Глава 9
Молодой бурят валялся без сознания недолго. Я даже подбежать к нему не успел, как он резко, словно его кто за веревочки дернул, подскочил на ноги. И всё бы хорошо, да только когда красноармеец Баяндуев повернул к нам своё лицо, вдруг приобретшее цвет слегка недоспелого баклажана, стало понятно, что с ним что-то явно не так. Причём, очень и очень сильно не так!
Отгадайте, чьи черты я увидел в его лице? Вот-вот, я думаю, что и вы бы его сразу признали — вместо раскосой физиономии бурята-красноармейца Баяндуева на меня взглянула мерзкая харя первожреца-умертвия. И откуда это он, интересно, здесь взялся. Ведь я видел, как его проклятую душу запылесосила воронка, созданная Смертью. И мой потусторонний брат-всадник это проконтролировал.
Однако ж — нате, вот эта тварина стоит передо мной и нагло скалит острые игольчатые зубы, невесть каким образом отросшие у Баяндуева. А парнишка-то, оказывается, не только весьма одарённый шаман, он еще и полноценный медиум[1]! Я читал об этом в веде.
Это весьма и весьма редкий талант — полноценный медиум способен не только служить посредником между миром живых и миром мертвых, но еще и предоставлять собственное тело мертвой душе с последующим видоизменением его до параметров вселяемого в него духа.
Как в случае с этим бурятом и произошло — был Баяндуев, а превратился в дохлого первожреца, которого мы с таким трудом уничтожили с братишкой Лихоруком. Не без помощи Смерти, между прочим. И чего вновь ждать от этого утырка, сумевшего обвести вокруг пальца самого Великого Уравнителя, я не знал.
Возродившийся в новом теле мертвяк повернул ко мне свою фиолетовую рожу. Мутные и мёртвые белёсые зенки, в которые превратились глаза молодого красноармейца, тускло загорелись изумрудным светом, распространяя его и на жуткую оскаленную харю.
— Это что еще дьявольщина? — глухо спросил Фролов, выдергивая пистолет из кобуры.
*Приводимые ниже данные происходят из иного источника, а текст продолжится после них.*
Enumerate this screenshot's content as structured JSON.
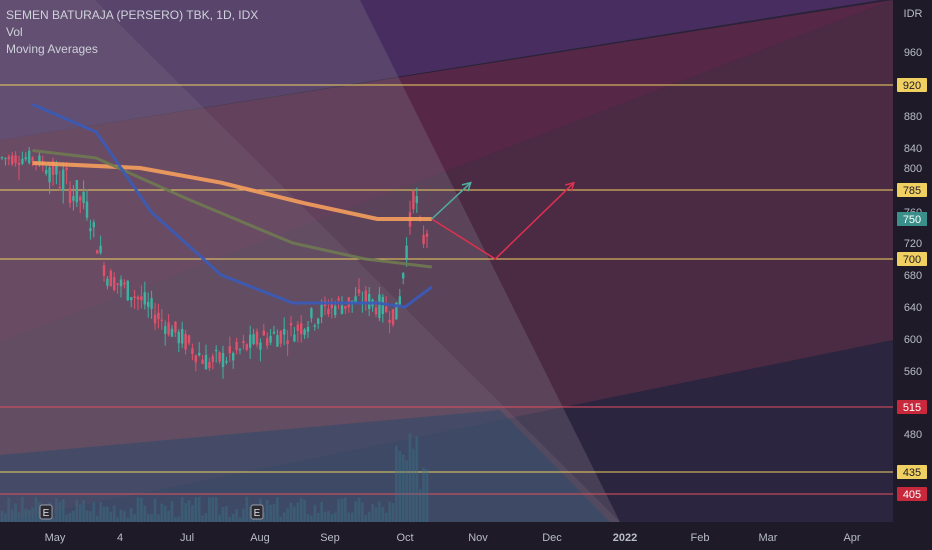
{
  "header": {
    "symbol_line": "SEMEN BATURAJA (PERSERO) TBK, 1D, IDX",
    "indicator_1": "Vol",
    "indicator_2": "Moving Averages"
  },
  "currency_label": "IDR",
  "chart_data": {
    "type": "candlestick",
    "title": "SEMEN BATURAJA (PERSERO) TBK, 1D, IDX",
    "ylim": [
      370,
      1000
    ],
    "y_ticks": [
      480,
      560,
      600,
      640,
      680,
      720,
      760,
      800,
      840,
      880,
      960
    ],
    "x_ticks": [
      "May",
      "4",
      "Jul",
      "Aug",
      "Sep",
      "Oct",
      "Nov",
      "Dec",
      "2022",
      "Feb",
      "Mar",
      "Apr"
    ],
    "earnings_markers": [
      "E",
      "E"
    ],
    "horizontal_levels": [
      {
        "value": 920,
        "color": "#f0d060"
      },
      {
        "value": 785,
        "color": "#f0d060"
      },
      {
        "value": 700,
        "color": "#f0d060"
      },
      {
        "value": 515,
        "color": "#e05060"
      },
      {
        "value": 435,
        "color": "#f0d060"
      },
      {
        "value": 405,
        "color": "#e05060"
      }
    ],
    "last_price": 750,
    "price_path": [
      [
        "Apr 22",
        820
      ],
      [
        "May 15",
        770
      ],
      [
        "May 25",
        680
      ],
      [
        "Jun 10",
        650
      ],
      [
        "Jun 25",
        610
      ],
      [
        "Jul 10",
        570
      ],
      [
        "Jul 20",
        580
      ],
      [
        "Aug 1",
        600
      ],
      [
        "Aug 15",
        610
      ],
      [
        "Sep 1",
        640
      ],
      [
        "Sep 15",
        650
      ],
      [
        "Sep 28",
        630
      ],
      [
        "Oct 1",
        700
      ],
      [
        "Oct 5",
        790
      ],
      [
        "Oct 8",
        720
      ],
      [
        "Oct 12",
        750
      ]
    ],
    "moving_averages": [
      {
        "color": "#f59e5c",
        "values": [
          [
            "Apr 22",
            810
          ],
          [
            "Jun 10",
            800
          ],
          [
            "Jul 15",
            790
          ],
          [
            "Aug 20",
            770
          ],
          [
            "Sep 20",
            750
          ],
          [
            "Oct 12",
            750
          ]
        ]
      },
      {
        "color": "#6f7a50",
        "values": [
          [
            "Apr 22",
            835
          ],
          [
            "May 20",
            820
          ],
          [
            "Jul 1",
            775
          ],
          [
            "Aug 15",
            720
          ],
          [
            "Sep 15",
            700
          ],
          [
            "Oct 12",
            690
          ]
        ]
      },
      {
        "color": "#3a5bb8",
        "values": [
          [
            "Apr 22",
            895
          ],
          [
            "May 20",
            860
          ],
          [
            "Jun 15",
            760
          ],
          [
            "Jul 15",
            680
          ],
          [
            "Aug 15",
            645
          ],
          [
            "Sep 20",
            645
          ],
          [
            "Oct 1",
            640
          ],
          [
            "Oct 12",
            665
          ]
        ]
      }
    ],
    "projections": [
      {
        "color": "#e03050",
        "points": [
          [
            "Oct 12",
            750
          ],
          [
            "Nov 8",
            700
          ],
          [
            "Dec 10",
            790
          ]
        ]
      },
      {
        "color": "#4fb0a0",
        "points": [
          [
            "Oct 12",
            750
          ],
          [
            "Oct 28",
            790
          ]
        ]
      }
    ]
  }
}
— Баяндуев… Ты… это… Не пугай меня… Слышишь, Баяндуев⁈ — донесся до меня дрожащий голос сержанта Потапова. Такого представления этот повидавший всякого вояка еще не встречал. — Прекращай безобразить!
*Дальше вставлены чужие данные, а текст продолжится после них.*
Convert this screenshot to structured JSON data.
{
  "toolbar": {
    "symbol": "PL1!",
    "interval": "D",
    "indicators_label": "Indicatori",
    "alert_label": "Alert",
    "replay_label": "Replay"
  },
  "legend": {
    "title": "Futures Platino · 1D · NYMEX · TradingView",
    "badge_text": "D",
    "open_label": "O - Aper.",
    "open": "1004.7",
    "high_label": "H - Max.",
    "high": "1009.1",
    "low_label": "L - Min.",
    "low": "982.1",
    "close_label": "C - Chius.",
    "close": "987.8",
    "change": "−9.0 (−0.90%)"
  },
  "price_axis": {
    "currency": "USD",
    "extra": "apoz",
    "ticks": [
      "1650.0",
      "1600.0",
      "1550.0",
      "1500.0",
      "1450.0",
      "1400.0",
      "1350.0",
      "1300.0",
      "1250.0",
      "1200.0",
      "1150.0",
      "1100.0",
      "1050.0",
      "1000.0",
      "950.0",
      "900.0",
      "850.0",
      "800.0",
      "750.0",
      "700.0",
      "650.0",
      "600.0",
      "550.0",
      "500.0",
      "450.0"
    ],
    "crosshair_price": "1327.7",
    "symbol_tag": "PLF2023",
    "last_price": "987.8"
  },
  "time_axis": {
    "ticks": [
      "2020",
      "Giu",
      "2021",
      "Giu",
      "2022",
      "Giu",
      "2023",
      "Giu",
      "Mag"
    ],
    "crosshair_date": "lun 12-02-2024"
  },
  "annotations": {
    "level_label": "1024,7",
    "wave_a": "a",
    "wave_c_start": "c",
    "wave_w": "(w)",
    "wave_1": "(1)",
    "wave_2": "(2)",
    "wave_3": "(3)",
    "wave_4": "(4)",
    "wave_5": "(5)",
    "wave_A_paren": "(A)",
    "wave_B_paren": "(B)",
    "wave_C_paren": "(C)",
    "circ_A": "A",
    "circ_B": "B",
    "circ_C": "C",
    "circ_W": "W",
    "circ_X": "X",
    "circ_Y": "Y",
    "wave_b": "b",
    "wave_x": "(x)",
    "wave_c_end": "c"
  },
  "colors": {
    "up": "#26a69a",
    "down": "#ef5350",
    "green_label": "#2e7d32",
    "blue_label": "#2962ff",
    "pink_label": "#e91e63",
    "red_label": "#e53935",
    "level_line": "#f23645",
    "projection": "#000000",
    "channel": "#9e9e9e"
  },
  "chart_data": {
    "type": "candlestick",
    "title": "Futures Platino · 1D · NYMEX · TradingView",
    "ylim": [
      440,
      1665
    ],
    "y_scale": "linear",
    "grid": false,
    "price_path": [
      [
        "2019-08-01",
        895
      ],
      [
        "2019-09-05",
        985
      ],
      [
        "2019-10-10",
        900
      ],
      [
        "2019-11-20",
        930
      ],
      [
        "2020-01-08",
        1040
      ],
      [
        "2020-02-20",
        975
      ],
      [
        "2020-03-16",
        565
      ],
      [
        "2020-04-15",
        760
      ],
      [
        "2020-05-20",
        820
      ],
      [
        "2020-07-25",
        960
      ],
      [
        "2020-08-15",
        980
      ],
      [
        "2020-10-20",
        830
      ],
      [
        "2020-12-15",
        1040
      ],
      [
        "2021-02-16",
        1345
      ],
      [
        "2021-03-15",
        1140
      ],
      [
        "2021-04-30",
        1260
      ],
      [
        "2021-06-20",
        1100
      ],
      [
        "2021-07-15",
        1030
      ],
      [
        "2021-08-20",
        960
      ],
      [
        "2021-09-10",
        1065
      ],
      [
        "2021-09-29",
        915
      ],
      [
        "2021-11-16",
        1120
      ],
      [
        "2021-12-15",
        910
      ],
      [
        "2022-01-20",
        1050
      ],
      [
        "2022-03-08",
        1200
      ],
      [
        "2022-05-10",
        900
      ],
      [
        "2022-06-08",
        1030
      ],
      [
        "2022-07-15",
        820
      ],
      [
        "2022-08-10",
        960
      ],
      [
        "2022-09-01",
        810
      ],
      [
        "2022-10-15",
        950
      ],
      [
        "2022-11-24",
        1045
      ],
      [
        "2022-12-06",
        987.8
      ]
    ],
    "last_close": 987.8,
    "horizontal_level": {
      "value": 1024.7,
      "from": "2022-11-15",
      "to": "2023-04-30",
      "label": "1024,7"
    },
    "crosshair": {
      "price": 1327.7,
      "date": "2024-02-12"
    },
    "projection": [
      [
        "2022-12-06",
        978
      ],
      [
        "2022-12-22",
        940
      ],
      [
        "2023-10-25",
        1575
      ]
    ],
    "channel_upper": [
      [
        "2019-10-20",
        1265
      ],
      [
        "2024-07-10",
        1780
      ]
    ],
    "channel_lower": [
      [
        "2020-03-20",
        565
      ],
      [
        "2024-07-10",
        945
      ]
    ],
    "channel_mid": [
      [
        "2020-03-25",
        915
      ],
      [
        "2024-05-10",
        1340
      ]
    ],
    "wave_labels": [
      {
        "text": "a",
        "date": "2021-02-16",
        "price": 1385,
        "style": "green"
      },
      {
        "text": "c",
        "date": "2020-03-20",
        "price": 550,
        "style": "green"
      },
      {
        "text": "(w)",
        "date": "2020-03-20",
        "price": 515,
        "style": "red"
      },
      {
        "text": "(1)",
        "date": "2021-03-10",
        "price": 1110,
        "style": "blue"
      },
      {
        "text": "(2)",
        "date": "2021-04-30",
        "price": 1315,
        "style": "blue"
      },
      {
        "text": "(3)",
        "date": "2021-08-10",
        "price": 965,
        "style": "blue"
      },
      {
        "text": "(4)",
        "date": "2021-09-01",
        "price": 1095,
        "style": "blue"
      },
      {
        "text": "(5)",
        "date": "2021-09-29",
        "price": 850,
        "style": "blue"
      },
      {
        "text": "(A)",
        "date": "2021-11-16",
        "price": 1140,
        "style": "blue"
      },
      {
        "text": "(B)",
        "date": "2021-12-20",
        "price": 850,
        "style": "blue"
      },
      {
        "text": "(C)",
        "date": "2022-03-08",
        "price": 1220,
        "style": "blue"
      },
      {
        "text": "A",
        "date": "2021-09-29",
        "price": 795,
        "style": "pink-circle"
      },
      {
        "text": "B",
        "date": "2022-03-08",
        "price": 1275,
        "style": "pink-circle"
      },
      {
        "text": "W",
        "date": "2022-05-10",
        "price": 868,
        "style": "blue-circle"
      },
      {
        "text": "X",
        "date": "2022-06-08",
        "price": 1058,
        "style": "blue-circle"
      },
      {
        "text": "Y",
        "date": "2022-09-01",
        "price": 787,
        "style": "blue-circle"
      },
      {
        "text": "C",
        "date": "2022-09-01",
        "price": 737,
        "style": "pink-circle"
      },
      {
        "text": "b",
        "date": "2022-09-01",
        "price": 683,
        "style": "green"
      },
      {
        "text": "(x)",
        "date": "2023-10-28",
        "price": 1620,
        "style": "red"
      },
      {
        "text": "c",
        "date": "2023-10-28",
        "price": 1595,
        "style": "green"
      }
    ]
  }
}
Солдатики тут же ощетинились оружием, направив стволы в своего сослуживца, изменившегося странным образом. Некоторые из них отчаянно побледнели, некоторые наоборот — испытали мощный выброс адреналина. С таким врагом их еще судьба не сводила. Поэтому они и прибывали в некотором страхе и ступоре, не зная, стрелять в тварь, которая еще недавно была их товарищем, или нет.
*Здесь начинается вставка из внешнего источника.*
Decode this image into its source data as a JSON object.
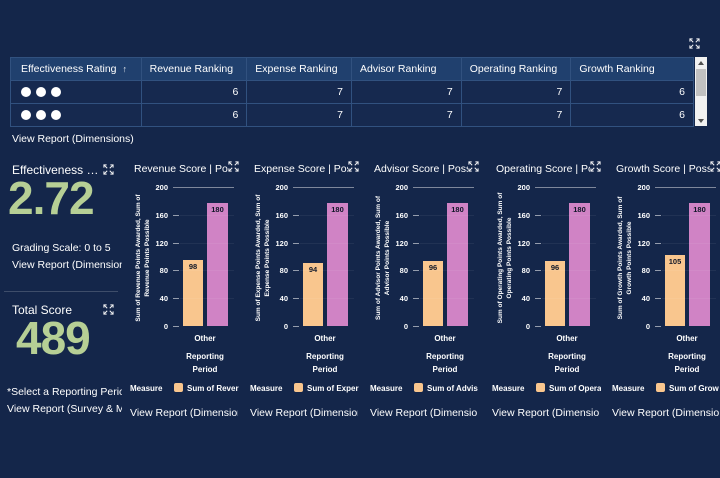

— Так, ребятки, не пальните случайно! — предупредил я, потихоньку выдвигаясь навстречу мертвяку, занявшему тело медиума. — А то красноармейцу Баяндуеву точно не поздоровится…
— Да он и сейчас на здорового не похож! — нервно хмыкнул за моей спиной товарищ капитан государственной безопасности. — Краше в гроб кладут, а тут страховидла такая, что кровь стынет!
— Всё-равно поаккуратнее, Лазарь Селивёрстович! — попросил я Фролова. — Может быть удастся еще Баяндуева спасти…
— Думаешь, такое лечится? — с сомнением протянул товарищ Контролёр, оценив степень изменения личности бурята. — Если только свинцом…
— Не-а, тут свинец не поможет, если только серебром. Эту тварь из его тела надо в ближайшее время вытащить — тогда спасём, — убежденно произнёс я, зная из записок прародителя Никитина о поразительной выносливости медиумов. Афанасий описывал один случай, произошедший с ним в Индии, так там один медиум-брахман носил в себе подобного «подселенца» несколько лет, а по окончании даже с ума не сошёл.
— Вот именно, если… — процедил сквозь зубы Фролов, продолжая держать на мушке изменённого Баяндуева.
— Какого хрена припёрся, твоё мертвейшество? — крикнул я, чтобы хоть как-то отвлечь дохлого утырка — за его спиной уже давно парил в воздухе мой «дух-спаситель» — братишка Лихорук, собственной персоной.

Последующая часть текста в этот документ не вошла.